Séance du 14 janvier 2013

Lundi 14 janvier 2013

Organisateurs: Cécile Durot et Ghislaine Gayraud

14h00 Ana Karina Fermin (Université Paris Ouest)

Titre: Apprentissage Actif et Sélection de Modèles pour le problème de Régression

Résumé : Nous considérons un problème de Sélection de Modèles et Apprentissage Actif (Model Selection and Active Learning) pour la régression. Dans un modèle de régression, on souhaite estimer une fonction inconnue à partir d'un échantillon d'apprentissage (t1,y1), ...(tn,yn) . Dans de nombreux cas, en particulier dans le milieu industriel, la mesure de yi au point ti est coûteuse. On étudie ici, comment choisir des points ti les plus informatifs possibles (selon un certain critère de décision, sans connaitre les valeurs observées yi) .

Dans un premier temps, nous proposons une nouvelle technique pour la sélection d'un sous-échantillon optimal (à modèle fixé). Nous proposons ensuite des stratégies pour sélectionner simultanément un échantillon optimal et un modèle optimal en combinant apprentissage actif et sélection de modèles.

Nous étudions deux approches: une approche de type batch qui choisit une stratégie d'échantillonnage à partir d'une première estimation et une approche séquentielle qui fonctionne de manière itérative (similaire aux techniques d'apprentissage actif en classification récemment proposées par Beygelzimer, Dagupsta et al.). Dans les deux cas, en utilisant des inégalités de concentration, nous obtenons de bonnes garanties théoriques pour l'estimateur choisi.

15h00 Rik Lopuhaä (Delft Institute of Applied Mathematics. The Netherlands)

Titre: Central limit theorem and influence function for the MCD estimators at general multivariate distributions

Résumé: The minimum covariance determinant (MCD) estimators of multivariate location and scatter are robust alternatives to the ordinary sample mean and sample covariance matrix. Nowadays they are used to determine robust Mahalanobis distances in a reweighting procedure, and are used as robust plug-ins in all sorts of multivariate statistical techniques which need a location and/or covariance estimate, such as principal component analysis, factor analysis, discriminant analysis and linear multivariate regression. For this reason, the distributional and the robustness properties of the MCD estimators are essential for conducting inference and perform robust estimation in several statistical models. Butler, Davies and Jhun (1993) prove asymptotic normality only for the MCD location estimator, whereas the MCD covariance estimator is only shown to be consistent. Croux and Haesbroeck (1999) give the expression for the influence function of the MCD covariance functional and use this to compute limiting variances of the MCD covariance estimator. However, the expression is obtained under the assumption of existence, continuity and differentiability of the MCD-functionals at perturbed distributions, which is not proven.
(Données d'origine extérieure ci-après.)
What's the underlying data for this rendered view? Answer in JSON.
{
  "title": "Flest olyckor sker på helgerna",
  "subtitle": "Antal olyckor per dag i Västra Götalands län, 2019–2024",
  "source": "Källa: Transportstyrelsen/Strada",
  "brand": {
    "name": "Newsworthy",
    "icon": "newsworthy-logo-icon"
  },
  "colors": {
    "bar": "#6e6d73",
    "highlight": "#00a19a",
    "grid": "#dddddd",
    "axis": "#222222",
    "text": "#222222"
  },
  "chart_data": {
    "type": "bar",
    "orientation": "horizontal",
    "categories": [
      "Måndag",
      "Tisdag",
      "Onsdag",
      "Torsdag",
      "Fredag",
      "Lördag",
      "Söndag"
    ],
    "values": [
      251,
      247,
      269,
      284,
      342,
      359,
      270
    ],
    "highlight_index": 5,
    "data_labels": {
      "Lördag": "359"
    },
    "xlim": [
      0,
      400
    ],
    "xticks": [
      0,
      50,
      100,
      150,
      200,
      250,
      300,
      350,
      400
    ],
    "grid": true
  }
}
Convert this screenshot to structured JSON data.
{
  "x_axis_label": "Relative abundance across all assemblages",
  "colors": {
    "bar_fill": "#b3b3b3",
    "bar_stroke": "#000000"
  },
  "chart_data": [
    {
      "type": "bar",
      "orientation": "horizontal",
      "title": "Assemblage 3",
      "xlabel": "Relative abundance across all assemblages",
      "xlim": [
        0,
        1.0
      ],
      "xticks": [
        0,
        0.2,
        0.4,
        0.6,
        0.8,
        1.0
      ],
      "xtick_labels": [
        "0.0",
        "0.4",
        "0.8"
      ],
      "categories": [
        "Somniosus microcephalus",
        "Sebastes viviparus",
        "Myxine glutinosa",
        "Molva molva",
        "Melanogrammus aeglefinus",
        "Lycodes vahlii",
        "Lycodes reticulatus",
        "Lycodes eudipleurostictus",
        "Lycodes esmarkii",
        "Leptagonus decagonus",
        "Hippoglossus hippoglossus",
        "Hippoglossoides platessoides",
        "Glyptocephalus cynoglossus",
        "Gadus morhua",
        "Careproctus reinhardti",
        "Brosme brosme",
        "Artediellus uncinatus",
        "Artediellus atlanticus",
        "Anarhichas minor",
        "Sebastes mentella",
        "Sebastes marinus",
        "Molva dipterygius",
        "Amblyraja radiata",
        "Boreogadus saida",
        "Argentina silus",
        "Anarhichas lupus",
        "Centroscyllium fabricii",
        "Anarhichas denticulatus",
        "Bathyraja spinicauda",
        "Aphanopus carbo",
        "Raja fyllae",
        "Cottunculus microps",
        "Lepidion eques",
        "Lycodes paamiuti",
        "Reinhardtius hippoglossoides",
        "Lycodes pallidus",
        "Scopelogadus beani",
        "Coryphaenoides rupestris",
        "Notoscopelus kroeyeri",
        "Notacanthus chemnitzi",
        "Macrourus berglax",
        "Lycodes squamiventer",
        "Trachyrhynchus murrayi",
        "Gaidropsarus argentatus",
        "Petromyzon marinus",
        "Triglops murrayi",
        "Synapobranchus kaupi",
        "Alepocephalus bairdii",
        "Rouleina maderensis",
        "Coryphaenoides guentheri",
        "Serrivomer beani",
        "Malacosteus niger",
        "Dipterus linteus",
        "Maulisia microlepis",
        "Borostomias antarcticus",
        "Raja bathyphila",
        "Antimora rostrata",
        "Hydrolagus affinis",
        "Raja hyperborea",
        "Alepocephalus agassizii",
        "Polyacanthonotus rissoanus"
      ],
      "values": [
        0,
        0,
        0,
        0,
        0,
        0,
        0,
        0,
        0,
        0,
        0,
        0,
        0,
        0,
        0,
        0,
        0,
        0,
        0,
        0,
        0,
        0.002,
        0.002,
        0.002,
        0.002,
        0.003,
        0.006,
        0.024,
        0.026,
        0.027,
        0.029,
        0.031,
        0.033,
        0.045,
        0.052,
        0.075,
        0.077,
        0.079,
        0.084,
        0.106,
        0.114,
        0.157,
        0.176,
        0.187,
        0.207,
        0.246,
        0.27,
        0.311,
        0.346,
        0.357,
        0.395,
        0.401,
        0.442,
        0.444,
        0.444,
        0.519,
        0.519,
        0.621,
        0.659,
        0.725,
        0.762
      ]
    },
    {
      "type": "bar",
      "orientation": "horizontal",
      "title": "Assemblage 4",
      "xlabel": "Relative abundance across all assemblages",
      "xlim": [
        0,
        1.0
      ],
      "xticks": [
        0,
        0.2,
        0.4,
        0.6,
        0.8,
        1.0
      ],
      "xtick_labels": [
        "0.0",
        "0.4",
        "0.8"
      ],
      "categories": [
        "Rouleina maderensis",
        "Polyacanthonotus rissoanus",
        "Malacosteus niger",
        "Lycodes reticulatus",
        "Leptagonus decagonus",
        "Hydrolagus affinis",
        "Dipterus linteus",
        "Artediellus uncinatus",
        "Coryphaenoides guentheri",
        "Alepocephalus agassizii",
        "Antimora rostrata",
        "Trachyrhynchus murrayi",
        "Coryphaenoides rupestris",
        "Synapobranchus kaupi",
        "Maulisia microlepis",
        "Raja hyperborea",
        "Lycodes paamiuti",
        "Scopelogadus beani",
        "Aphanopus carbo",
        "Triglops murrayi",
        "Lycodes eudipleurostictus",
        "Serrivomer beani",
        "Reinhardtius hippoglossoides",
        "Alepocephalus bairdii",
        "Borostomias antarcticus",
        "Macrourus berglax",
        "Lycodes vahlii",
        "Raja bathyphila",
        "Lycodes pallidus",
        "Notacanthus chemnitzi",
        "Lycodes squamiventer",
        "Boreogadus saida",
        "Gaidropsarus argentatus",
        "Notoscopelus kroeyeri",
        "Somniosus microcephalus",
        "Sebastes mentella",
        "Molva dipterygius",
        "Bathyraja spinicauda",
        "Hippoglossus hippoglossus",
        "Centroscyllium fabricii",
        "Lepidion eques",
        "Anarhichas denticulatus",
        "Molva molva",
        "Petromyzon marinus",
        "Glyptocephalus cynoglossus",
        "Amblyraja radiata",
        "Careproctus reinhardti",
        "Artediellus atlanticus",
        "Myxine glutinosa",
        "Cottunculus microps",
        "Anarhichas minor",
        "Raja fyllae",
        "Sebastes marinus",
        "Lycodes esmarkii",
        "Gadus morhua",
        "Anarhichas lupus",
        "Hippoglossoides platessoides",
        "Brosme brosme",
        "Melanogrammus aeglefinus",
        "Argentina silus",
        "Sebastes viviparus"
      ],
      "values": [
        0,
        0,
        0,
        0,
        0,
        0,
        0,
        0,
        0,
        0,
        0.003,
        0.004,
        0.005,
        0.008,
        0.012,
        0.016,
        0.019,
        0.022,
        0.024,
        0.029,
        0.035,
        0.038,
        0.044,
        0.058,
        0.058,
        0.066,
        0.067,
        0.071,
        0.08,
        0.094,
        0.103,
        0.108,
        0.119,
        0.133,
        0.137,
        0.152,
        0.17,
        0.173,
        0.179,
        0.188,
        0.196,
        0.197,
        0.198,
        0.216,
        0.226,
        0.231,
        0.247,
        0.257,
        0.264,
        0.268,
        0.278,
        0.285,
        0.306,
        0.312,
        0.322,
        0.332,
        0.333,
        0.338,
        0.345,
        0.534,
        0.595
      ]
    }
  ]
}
Moreover, the computation of the limiting variances relies on the von Mises expansion of the estimator, which has not been established. In this presentation we define the MCD functional by means of trimming functions which are in a wide class of measurable functions. The class is very flexible and allows a uniform treatment at general probability measures, including empirical measures and perturbed measures. We prove existence of the MCD functional for any multivariate distribution P and provide a separating ellipsoid property for the functional. Furthermore, we prove continuity of the functional, which also yields strong consistency of the MCD estimators. Finally, we derive an asymptotic expansion of the functional, from which we rigorously derive the influence function, and establish a central limit theorem for both MCD-estimators. All results are obtained under very mild conditions on P and essentially all conditions are automatically satisfied for distributions with a density. For distributions with an elliptically contoured density that is unimodal we do not need any extra condition and one may recover the results in Butler, Davies and Jhun (1993) and Croux and Haesbroeck (1999)

16h00 Camille Charbonnier (LITIS, Université de Rouen)

Titre : Homogeneity Tests for High-dimensional Linear Regression

(joint work with Nicolas Verzelen and Fanny Villers)

Résumé : In this talk, we consider a two-sample linear regression model. The objective is to test whether the sample-specific models are the same. The difficulty of the task comes from the high-dimensional setting where the number of covariates p is larger than the numbers of observations n_1 and n_2 in the two samples. To tackle this issue, we adapt the one-sample testing procedure described in [1] to the two-sample framework and provide corresponding theoretical controls on type-I error and power. We also investigate an adaptation of higher-criticism to the two-sample testing problem. If powerful enough, this strategy would present a clear advantage in terms of computing time when facing high-dimensional datasets. We provide numerical experiments comparing the performances of those testing strategies under orthonormal and correlated random design settings.

[1] N. Verzelen, F. Villers. Goodness-of-fit Tests for high-dimensional Gaussian linear models. The Annals of Statistics, Vol. 38 : Number 2, 704-752, 2010.